Thursday, January 5, 2017

Book 21: Irmina  By Barbara Yelin (2014, English translation 2016)

Irmina is a graphic novel that tells the story of a young German woman, Irmina, beginning in the 1930s and ending in the 1980s. Irmina's story is based on a box of letters and diaries that Barbara Yelin found among her grandmother's things. Without giving too much away, Irmina struggles with integrity and social advancement. What paths are available to her in the pre-Nazi era and during the Nazi regime?

Yelin says that what really struck her about the letters and diaries was how a woman could change so much. Why did Irmina become a person who stopped asking questions, who turned the other way, who became complicit in the Nazi regime? Nazi-Germany was an extraordinary place to live in, but Yelin presents one view of how ordinary people lived their lives.

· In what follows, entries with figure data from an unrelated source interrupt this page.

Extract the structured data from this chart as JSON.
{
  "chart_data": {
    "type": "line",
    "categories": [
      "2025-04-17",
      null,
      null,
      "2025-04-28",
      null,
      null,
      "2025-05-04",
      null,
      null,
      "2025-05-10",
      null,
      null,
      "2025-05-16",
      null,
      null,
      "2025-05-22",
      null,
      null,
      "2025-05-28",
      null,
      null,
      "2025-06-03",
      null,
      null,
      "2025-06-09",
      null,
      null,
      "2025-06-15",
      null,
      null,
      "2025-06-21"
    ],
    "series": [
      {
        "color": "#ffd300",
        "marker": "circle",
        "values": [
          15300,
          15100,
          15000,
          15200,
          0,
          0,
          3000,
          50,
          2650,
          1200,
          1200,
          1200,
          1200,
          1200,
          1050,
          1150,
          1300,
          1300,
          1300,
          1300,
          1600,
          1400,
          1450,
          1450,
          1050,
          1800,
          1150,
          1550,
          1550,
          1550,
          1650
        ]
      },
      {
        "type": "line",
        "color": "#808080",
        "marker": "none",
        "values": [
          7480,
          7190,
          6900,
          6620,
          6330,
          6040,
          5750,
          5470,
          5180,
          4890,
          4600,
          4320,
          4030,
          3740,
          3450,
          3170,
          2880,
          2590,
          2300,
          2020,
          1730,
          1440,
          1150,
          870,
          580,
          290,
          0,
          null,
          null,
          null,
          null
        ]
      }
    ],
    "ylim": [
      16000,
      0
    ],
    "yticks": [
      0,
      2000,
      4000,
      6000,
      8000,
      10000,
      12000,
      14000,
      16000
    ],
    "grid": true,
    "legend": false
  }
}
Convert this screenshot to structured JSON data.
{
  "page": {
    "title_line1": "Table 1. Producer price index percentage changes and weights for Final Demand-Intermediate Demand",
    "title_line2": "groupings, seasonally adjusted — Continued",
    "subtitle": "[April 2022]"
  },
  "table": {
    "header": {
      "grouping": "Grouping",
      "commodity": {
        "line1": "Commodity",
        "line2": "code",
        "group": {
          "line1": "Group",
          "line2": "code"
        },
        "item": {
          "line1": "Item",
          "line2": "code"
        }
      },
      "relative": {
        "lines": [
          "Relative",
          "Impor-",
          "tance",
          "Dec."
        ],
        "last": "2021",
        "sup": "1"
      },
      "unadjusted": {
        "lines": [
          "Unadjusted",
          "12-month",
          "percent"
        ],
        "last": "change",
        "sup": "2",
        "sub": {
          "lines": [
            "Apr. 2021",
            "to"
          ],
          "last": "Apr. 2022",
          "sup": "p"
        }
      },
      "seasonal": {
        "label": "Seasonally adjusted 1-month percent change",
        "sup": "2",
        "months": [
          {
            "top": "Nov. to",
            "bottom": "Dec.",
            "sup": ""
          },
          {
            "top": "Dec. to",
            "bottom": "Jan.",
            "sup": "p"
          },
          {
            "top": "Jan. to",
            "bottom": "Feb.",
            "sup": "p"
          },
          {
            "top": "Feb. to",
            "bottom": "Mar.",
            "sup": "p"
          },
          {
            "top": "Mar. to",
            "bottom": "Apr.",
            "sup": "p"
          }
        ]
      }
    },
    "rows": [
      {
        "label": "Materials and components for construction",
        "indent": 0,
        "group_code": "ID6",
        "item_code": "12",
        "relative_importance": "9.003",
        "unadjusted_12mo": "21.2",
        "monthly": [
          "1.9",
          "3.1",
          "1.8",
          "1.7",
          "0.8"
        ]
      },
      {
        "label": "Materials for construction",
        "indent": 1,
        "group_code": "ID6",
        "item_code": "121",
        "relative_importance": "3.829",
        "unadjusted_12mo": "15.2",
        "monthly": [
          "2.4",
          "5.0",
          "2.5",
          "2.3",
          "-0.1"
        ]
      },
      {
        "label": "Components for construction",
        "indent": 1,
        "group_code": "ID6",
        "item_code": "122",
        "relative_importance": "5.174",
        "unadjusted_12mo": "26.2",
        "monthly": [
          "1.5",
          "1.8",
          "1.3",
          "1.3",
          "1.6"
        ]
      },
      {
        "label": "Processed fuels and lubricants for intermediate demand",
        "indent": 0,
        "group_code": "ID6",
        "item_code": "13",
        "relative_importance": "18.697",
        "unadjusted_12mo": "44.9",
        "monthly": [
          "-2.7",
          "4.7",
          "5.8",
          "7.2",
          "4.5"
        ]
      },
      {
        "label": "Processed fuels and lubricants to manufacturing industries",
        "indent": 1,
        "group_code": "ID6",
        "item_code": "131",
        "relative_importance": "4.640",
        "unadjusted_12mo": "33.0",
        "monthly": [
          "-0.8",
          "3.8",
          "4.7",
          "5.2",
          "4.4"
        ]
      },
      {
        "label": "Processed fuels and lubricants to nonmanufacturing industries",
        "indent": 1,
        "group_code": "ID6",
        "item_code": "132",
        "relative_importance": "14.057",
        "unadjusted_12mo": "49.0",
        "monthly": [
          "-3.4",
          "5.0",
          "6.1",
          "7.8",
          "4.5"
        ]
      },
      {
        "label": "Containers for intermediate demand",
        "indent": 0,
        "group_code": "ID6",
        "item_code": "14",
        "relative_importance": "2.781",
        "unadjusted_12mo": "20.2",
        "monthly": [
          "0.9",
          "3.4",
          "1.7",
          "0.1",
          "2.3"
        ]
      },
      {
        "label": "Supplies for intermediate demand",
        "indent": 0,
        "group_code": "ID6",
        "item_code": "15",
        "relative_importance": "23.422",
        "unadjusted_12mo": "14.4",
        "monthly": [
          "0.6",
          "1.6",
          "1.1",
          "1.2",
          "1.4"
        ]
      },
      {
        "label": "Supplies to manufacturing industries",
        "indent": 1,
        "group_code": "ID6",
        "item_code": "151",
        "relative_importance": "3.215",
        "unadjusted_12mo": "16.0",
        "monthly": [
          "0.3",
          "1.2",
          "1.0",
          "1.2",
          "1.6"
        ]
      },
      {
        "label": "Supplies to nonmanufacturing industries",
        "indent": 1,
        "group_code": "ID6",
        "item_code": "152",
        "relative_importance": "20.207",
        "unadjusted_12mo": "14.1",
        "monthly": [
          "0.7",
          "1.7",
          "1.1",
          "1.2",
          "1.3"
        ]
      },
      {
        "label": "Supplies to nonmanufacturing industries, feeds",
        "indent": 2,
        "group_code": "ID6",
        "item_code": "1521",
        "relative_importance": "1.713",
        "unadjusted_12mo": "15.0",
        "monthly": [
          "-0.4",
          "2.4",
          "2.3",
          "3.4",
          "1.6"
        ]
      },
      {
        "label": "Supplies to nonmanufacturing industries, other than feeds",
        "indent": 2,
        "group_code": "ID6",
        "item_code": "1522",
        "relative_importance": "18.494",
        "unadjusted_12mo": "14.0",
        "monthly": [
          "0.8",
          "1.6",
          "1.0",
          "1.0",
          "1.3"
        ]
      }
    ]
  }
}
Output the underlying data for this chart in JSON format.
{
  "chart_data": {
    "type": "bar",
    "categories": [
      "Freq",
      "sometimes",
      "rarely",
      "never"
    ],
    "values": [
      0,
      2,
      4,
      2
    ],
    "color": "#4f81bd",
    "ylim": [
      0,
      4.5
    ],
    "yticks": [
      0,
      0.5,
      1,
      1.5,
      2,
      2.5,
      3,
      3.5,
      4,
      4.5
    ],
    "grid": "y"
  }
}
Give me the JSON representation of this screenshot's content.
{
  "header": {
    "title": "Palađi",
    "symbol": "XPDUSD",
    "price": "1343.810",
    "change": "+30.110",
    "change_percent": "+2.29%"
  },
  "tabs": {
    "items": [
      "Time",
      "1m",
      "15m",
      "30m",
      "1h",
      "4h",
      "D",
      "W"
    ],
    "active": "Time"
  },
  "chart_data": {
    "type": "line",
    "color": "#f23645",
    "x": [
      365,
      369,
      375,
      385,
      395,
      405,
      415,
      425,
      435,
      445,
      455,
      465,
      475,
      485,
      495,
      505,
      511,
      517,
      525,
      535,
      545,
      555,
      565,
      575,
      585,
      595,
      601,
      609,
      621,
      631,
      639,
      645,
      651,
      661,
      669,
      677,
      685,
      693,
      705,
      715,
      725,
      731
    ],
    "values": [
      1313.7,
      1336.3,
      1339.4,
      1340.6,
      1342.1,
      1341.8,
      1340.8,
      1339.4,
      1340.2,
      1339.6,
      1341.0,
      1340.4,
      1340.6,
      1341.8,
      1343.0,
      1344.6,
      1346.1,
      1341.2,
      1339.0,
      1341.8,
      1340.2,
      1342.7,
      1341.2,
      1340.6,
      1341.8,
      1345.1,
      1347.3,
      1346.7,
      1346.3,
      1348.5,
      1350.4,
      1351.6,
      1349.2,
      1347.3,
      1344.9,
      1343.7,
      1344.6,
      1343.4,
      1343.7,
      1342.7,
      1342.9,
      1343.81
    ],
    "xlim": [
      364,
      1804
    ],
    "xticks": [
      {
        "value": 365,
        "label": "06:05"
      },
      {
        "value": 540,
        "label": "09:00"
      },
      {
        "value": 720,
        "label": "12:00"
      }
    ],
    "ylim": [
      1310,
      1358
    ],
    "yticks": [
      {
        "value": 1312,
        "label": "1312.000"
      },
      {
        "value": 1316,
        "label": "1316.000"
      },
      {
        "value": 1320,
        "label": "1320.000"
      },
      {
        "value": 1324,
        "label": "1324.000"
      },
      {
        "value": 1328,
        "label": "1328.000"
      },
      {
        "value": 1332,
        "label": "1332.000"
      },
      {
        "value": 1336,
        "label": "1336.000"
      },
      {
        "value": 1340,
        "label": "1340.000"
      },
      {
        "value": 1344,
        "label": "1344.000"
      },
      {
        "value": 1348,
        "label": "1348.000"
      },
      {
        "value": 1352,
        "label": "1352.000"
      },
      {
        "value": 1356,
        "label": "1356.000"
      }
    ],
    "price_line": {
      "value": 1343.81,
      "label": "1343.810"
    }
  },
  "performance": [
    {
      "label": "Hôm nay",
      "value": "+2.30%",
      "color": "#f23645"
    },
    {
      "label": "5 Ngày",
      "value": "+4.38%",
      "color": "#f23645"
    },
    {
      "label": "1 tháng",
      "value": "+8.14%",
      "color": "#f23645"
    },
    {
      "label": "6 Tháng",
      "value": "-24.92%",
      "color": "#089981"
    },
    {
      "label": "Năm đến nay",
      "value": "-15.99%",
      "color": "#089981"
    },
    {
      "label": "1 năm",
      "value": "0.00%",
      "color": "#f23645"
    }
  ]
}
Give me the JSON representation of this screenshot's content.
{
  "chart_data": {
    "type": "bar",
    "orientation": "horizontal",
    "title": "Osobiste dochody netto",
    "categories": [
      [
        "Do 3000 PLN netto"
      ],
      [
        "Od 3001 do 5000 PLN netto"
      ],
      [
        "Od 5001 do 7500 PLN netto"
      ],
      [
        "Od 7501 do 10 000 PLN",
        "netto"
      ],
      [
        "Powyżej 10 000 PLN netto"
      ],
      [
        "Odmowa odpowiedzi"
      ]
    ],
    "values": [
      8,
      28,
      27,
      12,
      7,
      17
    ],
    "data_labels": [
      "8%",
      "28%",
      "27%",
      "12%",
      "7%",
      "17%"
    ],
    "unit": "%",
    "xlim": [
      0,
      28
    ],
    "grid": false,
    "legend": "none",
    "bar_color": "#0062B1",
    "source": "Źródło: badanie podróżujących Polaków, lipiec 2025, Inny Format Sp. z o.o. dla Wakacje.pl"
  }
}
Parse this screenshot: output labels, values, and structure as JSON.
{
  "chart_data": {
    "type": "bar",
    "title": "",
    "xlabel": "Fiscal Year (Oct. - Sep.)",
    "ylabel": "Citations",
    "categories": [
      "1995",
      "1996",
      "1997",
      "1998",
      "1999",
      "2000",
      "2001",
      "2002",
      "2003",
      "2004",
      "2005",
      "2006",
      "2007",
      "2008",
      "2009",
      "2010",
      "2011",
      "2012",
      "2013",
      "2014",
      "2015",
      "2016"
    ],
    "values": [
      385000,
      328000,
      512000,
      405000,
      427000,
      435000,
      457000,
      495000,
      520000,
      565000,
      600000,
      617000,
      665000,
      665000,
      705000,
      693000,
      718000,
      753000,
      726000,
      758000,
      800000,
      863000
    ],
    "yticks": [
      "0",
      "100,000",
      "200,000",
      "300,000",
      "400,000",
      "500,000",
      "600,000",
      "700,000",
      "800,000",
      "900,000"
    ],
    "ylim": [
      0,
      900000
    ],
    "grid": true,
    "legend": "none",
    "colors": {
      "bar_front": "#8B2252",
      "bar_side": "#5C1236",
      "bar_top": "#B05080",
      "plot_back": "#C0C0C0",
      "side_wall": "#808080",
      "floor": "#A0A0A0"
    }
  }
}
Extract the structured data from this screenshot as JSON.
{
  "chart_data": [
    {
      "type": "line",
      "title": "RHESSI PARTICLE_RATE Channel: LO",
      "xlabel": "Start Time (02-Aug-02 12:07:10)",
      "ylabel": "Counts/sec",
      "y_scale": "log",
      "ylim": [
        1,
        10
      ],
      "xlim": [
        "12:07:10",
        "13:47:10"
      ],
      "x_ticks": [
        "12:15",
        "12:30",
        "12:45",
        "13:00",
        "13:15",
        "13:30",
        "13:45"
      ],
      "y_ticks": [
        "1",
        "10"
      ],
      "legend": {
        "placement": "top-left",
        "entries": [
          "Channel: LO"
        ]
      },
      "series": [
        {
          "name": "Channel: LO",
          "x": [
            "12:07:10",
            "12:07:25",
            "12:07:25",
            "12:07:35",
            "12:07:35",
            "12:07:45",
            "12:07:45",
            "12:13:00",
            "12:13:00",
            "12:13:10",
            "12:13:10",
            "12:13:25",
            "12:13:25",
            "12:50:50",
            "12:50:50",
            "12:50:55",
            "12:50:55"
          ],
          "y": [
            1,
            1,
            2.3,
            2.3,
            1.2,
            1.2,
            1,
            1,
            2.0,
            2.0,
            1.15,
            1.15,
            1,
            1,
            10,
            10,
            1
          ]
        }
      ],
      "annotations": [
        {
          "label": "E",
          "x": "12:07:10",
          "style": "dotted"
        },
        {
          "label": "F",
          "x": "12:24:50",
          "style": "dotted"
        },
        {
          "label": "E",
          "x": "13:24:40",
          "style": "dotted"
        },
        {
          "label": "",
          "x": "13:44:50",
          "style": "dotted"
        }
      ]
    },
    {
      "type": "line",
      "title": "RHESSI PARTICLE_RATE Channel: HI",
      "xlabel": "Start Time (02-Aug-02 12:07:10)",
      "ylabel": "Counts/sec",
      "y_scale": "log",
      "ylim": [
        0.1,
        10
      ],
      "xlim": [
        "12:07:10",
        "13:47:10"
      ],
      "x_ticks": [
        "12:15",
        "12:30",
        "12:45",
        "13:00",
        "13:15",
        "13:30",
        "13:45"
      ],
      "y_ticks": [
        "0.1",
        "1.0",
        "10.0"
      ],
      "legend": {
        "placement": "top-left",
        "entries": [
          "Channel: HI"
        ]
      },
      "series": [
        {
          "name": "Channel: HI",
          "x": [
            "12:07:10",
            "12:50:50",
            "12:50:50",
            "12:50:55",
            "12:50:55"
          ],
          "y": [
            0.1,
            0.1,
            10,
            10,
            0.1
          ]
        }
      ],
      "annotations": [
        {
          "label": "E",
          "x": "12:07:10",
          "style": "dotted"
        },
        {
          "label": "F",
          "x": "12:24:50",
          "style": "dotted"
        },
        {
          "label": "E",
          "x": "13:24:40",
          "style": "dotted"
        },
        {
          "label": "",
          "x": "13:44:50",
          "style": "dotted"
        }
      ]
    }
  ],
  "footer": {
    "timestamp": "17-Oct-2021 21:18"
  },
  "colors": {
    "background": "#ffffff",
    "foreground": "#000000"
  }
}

Without projecting too much into the current political climate, I found myself wondering what it would take for me to either defend or compromise my values and convictions. How do our choices, actions, and inactions support or denigrate our values? Irmina imagines alternative pathways for herself and thinks about the life she wanted to have and indeed could have had if she had chosen differently. Her criticism of Nazism is limited and her recognition of her place and role in the Nazi-regime is almost completely lacking and when present is motivated more by personal desires than a sense of injustice.